È dal 10 aprile che la cosiddetta Guardia costiera libica non pattuglia più l’area di ricerca e soccorso costituita a suon di quattrini grazie all’appoggio di Italia e Ue. A confermarlo è un altro funzionario delle Nazioni Unite a Tripoli, che ha avuto accesso a informazioni ufficiali. In totale nel 2019, secondo altre fonti dell’alto commissariato Onu per i rifugiati, i guardacoste libici hanno intercettato barconi con migranti 12 volte, riportando nelle prigioni 1.015 persone: meno di un’operazione a settimana.
Nonostante questo sia le inchieste giornalistiche che le investigazioni della magistratura, in particolare quella di Agrigento, hanno appurato che i tempi di reazione della centrale di coordinamento dei soccorsi di Tripoli sono uno dei principali pericoli per chi, non solo migranti, si trovasse in difficoltà al largo della Libia. Ufficialmente l’esiguo numero degli interventi sarebbe determinato dal cospicuo calo delle partenze. Se così fosse non si capisce perché l’Italia debba fornire a proprie spese un’altra dozzina di pattugliatori navali a chi sembra non averne bisogno. I fatti, però, suggeriscono altre ipotesi.
Nei giorni scorsi più volte profili internet vicini alle operazioni militari anti Haftar hanno diffuso immagini di motovedette riadattate a operazioni di combattimento, spiegando così la sospensione delle attività di controllo sui migranti per orientarsi sulle capacità difensive nel conflitto che secondo l’Organizzazione mondiale della salute ha fatto registrare solo a Tripoli e dintorni 254 morti e 1.128 i feriti. L’inchiesta di Avvenire sulla reale attività dei guardacoste di Tripoli è al centro di alcuni esposti alla magistratura, in particolare ad Agrigento e Roma, chiamata a valutare se oltre alla palese violazione degli accordi con l’Italia da parte del governo libico (a causa dell’embargo Onu sulle armi da guerra non è infatti possibile cedere neanche alle autorità riconosciute di Sarraj materiali d’armamento) e se questo non pregiudichi la consegna di nuovi mezzi navali a Tripoli. Diverse fonti sul posto, inoltre, confermano come vi sia difficoltà nell’approvvigionamento di carburante per le motovedette, che così restano in porto in attesa di intervenire dal mare a difesa di Tripoli.
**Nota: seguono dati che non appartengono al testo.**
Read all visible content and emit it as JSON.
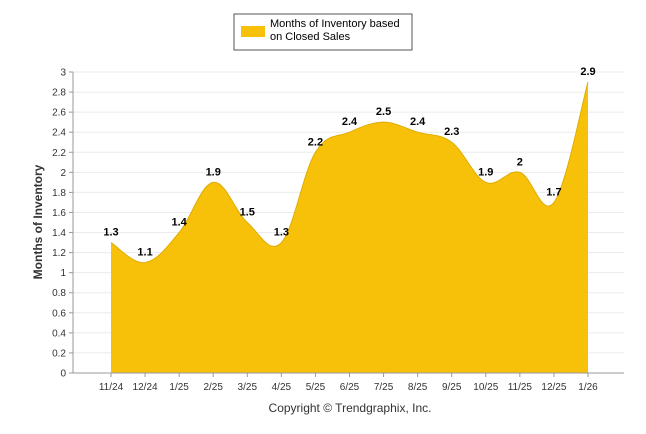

Nel 2019 sono già stati 409 i migranti morti nel Mediterraneo, di cui 248 solo sulla rotta libica. Numeri in forte calo rispetto al 2018, ma di molto superiori al 2014, quando nel pieno della crisi siriana si registrarono 170.100 arrivi. All’epoca l’Organizzazione mondiale delle migrazioni aveva infatti registrato nei primi quattro mesi dell’anno 96 vittime.
A far temere in un peggioramento resta la situazione in Libia. È di 32.400 il numero degli sfollati dall’inizio degli scontri armati a Tripoli e dintorni. Lo scrive l’Ufficio delle Nazioni Unite per gli Affari umanitari (Ocha) in un aggiornamento sulla situazione nei dintorni della capitale. L’Ocha ha inoltre precisato che 3.600 rifugiati e migranti nei centri di detenzione sono esposti ai rischi derivanti dagli scontri.
Oggi si terrà al Cairo una riunione di emergenza della troika dell’Unione africana, convocata per discutere delle crisi in atto in Libia e Sudan. Lo riferisce il sito sudafricano Iol annunciando la partecipazione al summit, fra gli altri, del presidente sudafricano Cyril Ramaphosa. L’incontro è stato convocato dal presidente egiziano Abdel Fatah el-Sisi nella sua veste di presidente di turno dell’Unione Africana. Della troika fanno parte l’Egitto, il Sudafrica e il Rwanda. Tra i partecipanti, anche il presidente della Commissione dell’Unione africana, Moussa Mahamat Faki, appena rientrato da una visita in Sudan. In una delle sessioni si parlerà di come arrestare l’attuale crisi in Libia, dove il generale Khalifa Haftar sta conducendo una offensiva proprio con il sostegno, fra gli altri, dell’Egitto. L’avanzata di Haftar ha incontrato la resistenza delle tribù alleate del governo di Tripoli. Gli scontri si sono intensificati sabato, quando le forze fedeli a Sarraj hanno annunciato il contrattacco. A tal punto che l’aeroporto di Tripoli-Mitiga, l’unico funzionante, ha ripetutamente interrotto l’operatività.